Pan Chu, who repair and refurbish junks, and Tai Kong of the Left and Tai Kong of the Right, two helmsmen, 80 na each.

[The next six crewmen, all of the same rank, are grouped together, perhaps to show the structure of this part of the crew.]
Sin Teng Tao of the Left and Sin Teng Tao of the Right, 2 middle-ranking record keepers, 50 na each.
A Pan, [responsible for the] main mast, 50 na.
Chong Kwa, who oversees all the men [?], 50 na.
Tek Ko, who guards the cargo, 50 na.
A Kung, junk’s carpenter, 50 na.

[The next six crewmen are likewise grouped together.]
Iao Kong, who performs worship [bucha pra, also meaning paying homage to images or other sacred objects], 30 na.
Tua Lia, in charge of the riggings of the rear mast, 30 na.
Sam Pan, in charge of the riggings of the forward mast, 30 na.
Chom Pu, 30 na. [There is no indication of his duties in the text.]
Tao Teng, in charge of the anchor, 30 na.
Hu Tiao, who sounds the water’s depth, 30 na.

[The next twenty-two crewmen are likewise grouped together.]
It [number 1] Sian, Yi [number 2] Sian and Sam [number 3] Sian, who lower, 25 na [each]. [These may be the men who raise and lower the sails.]
Chap Ka Tao, who swabs the junk, 25 na.
Eighteen Boei Pan [term not identified], retainers of the Chun Chu, La Ta and Pan Chu, 25 na [each].
Seven lesser crewmen, who stand on guard, 16 na each.

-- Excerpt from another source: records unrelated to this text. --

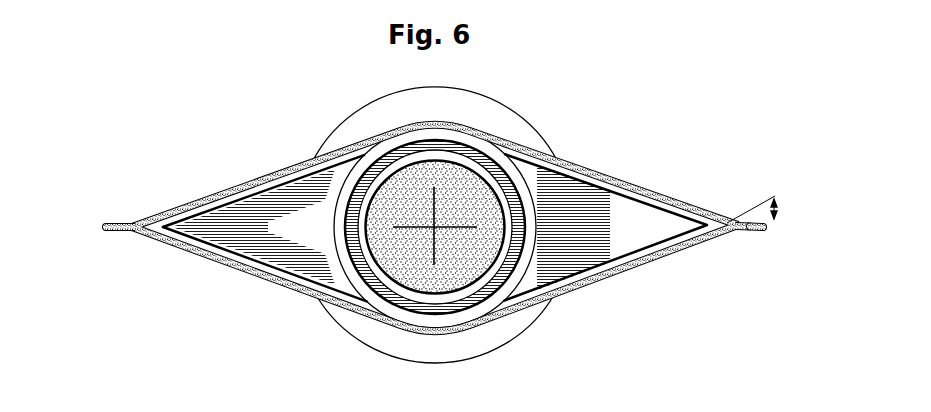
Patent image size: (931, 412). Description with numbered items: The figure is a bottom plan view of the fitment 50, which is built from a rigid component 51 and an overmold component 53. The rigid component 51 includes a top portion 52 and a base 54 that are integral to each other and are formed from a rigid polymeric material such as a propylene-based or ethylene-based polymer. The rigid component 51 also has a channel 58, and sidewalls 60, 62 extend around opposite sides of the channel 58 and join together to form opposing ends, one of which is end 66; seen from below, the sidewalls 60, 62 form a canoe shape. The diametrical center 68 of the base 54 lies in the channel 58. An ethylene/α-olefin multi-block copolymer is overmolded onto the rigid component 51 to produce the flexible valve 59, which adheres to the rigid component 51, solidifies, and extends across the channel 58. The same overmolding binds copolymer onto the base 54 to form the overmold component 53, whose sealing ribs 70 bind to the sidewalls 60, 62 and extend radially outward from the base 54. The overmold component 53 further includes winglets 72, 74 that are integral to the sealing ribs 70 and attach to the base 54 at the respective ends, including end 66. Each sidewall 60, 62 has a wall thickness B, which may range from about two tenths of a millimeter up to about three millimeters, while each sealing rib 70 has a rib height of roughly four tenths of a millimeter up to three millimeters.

The fitment 50 is at (675, 97).
The rigid component 51 is at (249, 156).
The top portion 52 is at (520, 104).
The overmold component 53 is at (727, 168).
The base 54 is at (242, 215).
The channel 58 is at (474, 272).
The flexible valve 59 is at (402, 172).
The sidewall 60 is at (297, 179).
The sidewall 62 is at (263, 282).
The end 66 is at (770, 231).
The diametrical center 68 is at (100, 232).
The sealing ribs 70 is at (589, 165).
The winglet 72 is at (123, 233).
The winglet 74 is at (742, 232).
The wall thickness B is at (774, 203).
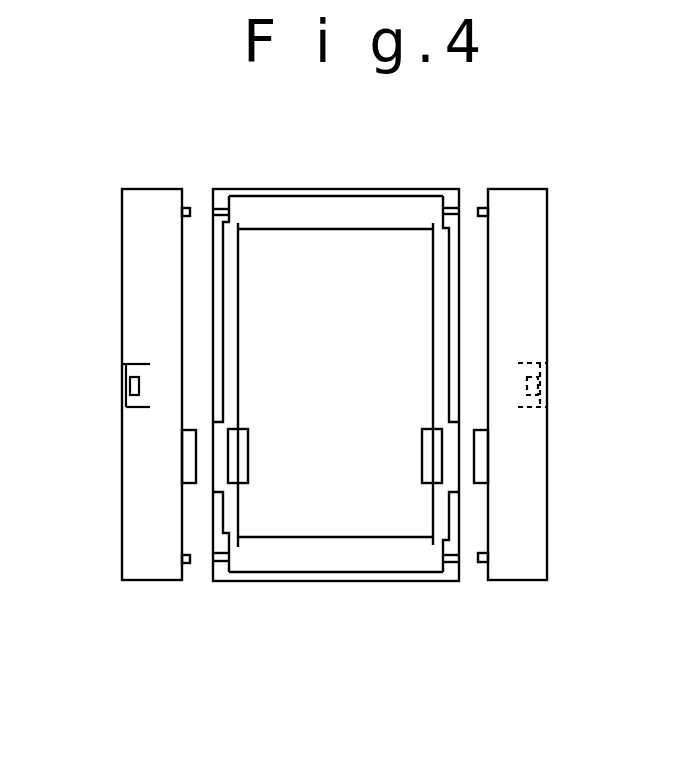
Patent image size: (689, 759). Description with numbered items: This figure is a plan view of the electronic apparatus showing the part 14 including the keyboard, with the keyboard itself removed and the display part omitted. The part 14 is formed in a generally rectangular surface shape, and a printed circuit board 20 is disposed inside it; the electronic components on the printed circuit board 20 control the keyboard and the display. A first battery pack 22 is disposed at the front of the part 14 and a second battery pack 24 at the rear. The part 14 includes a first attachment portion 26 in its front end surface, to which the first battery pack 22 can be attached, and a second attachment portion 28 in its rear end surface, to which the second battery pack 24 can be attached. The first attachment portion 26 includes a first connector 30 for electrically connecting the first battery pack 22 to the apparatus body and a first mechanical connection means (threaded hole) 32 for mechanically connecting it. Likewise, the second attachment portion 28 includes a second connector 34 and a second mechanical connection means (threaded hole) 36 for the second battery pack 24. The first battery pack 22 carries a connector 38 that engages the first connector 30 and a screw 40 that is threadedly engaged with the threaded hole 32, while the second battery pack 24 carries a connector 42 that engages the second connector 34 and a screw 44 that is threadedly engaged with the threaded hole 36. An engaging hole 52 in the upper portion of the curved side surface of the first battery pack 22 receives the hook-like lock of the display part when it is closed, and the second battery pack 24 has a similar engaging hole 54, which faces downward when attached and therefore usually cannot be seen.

The part including the keyboard 14 is at (328, 583).
The printed circuit board 20 is at (362, 508).
The first battery pack 22 is at (152, 568).
The second battery pack 24 is at (517, 568).
The first attachment portion 26 is at (203, 582).
The second attachment portion 28 is at (463, 580).
The first connector 30 is at (237, 460).
The first mechanical connection means (threaded hole) 32 is at (222, 208).
The second connector 34 is at (437, 465).
The second mechanical connection means (threaded hole) 36 is at (450, 208).
The connector 38 is at (187, 452).
The screw 40 is at (187, 207).
The connector 42 is at (482, 450).
The screw 44 is at (481, 208).
The engaging hole 52 is at (125, 383).
The engaging hole 54 is at (548, 385).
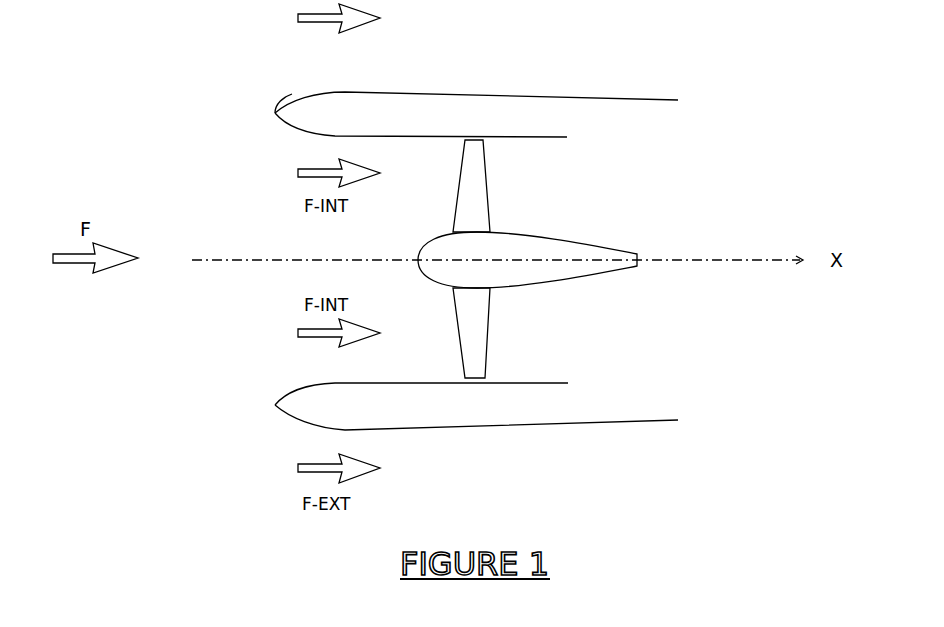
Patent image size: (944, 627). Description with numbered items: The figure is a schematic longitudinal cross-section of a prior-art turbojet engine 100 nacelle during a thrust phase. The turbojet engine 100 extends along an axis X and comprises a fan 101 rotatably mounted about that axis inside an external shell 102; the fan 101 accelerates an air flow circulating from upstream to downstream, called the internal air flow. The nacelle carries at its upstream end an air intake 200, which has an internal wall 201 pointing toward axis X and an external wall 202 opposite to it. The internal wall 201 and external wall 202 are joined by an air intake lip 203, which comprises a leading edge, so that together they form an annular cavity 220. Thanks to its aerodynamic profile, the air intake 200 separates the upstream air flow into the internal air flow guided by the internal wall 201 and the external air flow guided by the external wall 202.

[Fourth Department. Royal Warehouses Department].
Pra Si Pipat Ratana Kosa [department head], 3000 na.
Luang Ratana Kosa, 800 na.
Kun Pibun Sombat, 600 na.
Kun Sawatdi Kosa, 600 na.
Mun Sombat Bodi, 300 na.
Mun Tanarat, 300 na.

(From Japan to Arabia: Ayutthaya's Maritime Relations with Asia, edited by Kennon Breazeale.)